In today's newspaper I read about a new restaurant whose owner described its cuisine as "comfort food." I'm not sure what that means exactly, but I suspect health-minded vegetarians like me wouldn't find much to eat there.
Still, I can identify with the concept, because I've been getting into comfort shopping. Not that this is something entirely new for me -- earlier this year I praised the iPhone 4 as the way to perfect happiness.
Yes, money can make us happy when it's used to buy the right things. In these tough economic times, the problem is finding the right "right" for us. Obviously this will be a personal, individual, idiosyncratic decision.
I'm finding that relatively small purchases can bring me more satisfaction than I would have anticipated back in the days when we could more easily afford fairly expensive stuff.
A few months ago I got enthused about trading in our 2006 Highlander Hybrid for a new model. After comparing the cost of doing this with our disposable income, it didn't take me long to dispose of the new car notion for the foreseeable future.

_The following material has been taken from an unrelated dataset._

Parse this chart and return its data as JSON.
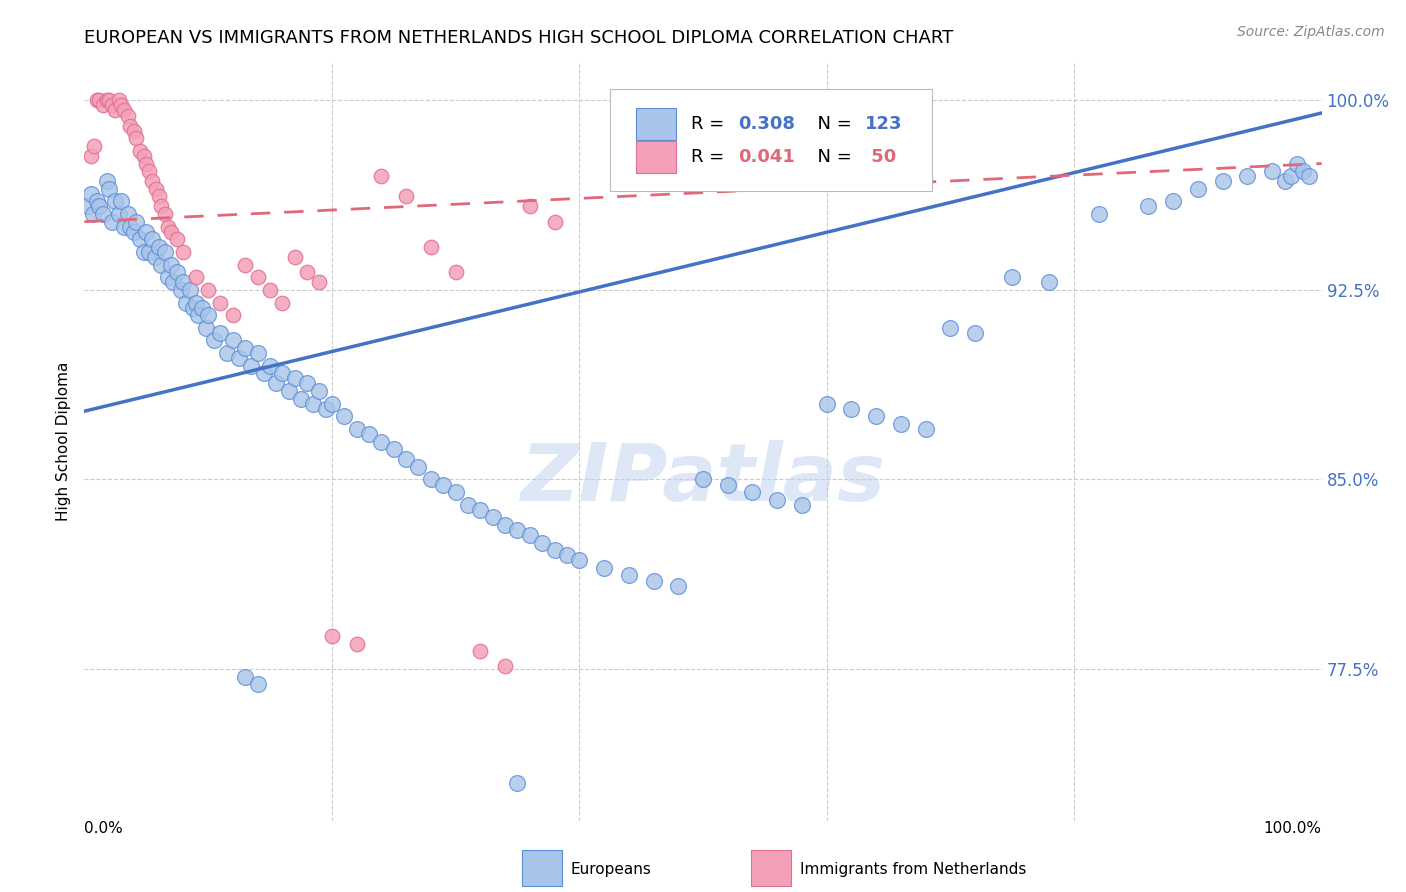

But I couldn't get rid of the idea that if I could only buy something, I'd be happier. After all, what other reason -- deep down -- is there for making a purchase, whether large or small? If it doesn't enhance our wellbeing, why would we want to fork out money for it?
So I started to be more mindful about what sort of stuff really gives me pleasure (aside from my iPhone 4). Books, for sure. Thus my Amazon purchases continue to be frequent, especially now that I've got the free shipping benefit of Amazon Prime.
What else, though? I paid attention to what material objects produced a warm glow of ahhhhh, yessssss! And found that often these were things that I wore, which sort of surprised me, since I've never been much of a clothes shopper.
Women probably would respond "Well, duh..." to my big personal discovery. I know my wife would. She cares about what she wears, not out of vanity (well, at least not much), but because she feels better when her apparel melds with her sense of style, color preferences, matching sensibility, and such.
My daughter is the sales director for a high-end designer eyeware company, Barton Perreira. When she first started in this business, I wondered why the heck someone would pay $300 (or more) for a pair of dark glasses.
Now I'm coming to understand. Our bodies are with us all of the time. When we're wearing something that makes us feel good, whether clothing or an accessory, it's right there -- not hanging on a wall or sitting on a shelf at home, or parked in a garage.
However, like I said, people are different. Some are attracted to comfort clothes, others to comfort art, others to... whatever. I'm just finding that the right sort of jacket, shoes, or gloves (for example) can provide a high happiness/cost ratio for me.
Every day, late in the afternoon, I head out on a two mile dog walk. Rain or shine, cold or hot. This part of the year in Oregon it's typically rainy and/or cold. I don't really mind, though, now that I've assembled a "comfort clothes" dog walking outfit.
I love my waterproof North Face Resolve jacket, REI rain pants, LL Bean hiking shoes, and Mountain Hardwear gloves. It isn't just they're functional; they make me feel good. I particularly like how the yellow laces of my gray/black shoes go with the yellow highlights of the gloves.
Writing that last sentence stimulated an unwanted voice inside my head: "That sounds so gay." Well, so be it. This thoroughly heterosexual martial arts-practicing maxi-scooter riding guy likes how his shoelaces and gloves match. Reality is what it is.
And that's the key to my comfort clothes philosophy. Or comfort anything. We've got to be honest with ourselves about what gives us pleasure. We may be the only people in the world who love some weird thing, or combination of weird things. So what?
I've started wearing my LL Bean shoes with the yellow laces more of the time. In fact, today I ordered another pair so I can have clean ones for going into town, and dirty ones for the dog walks and other hiking adventures.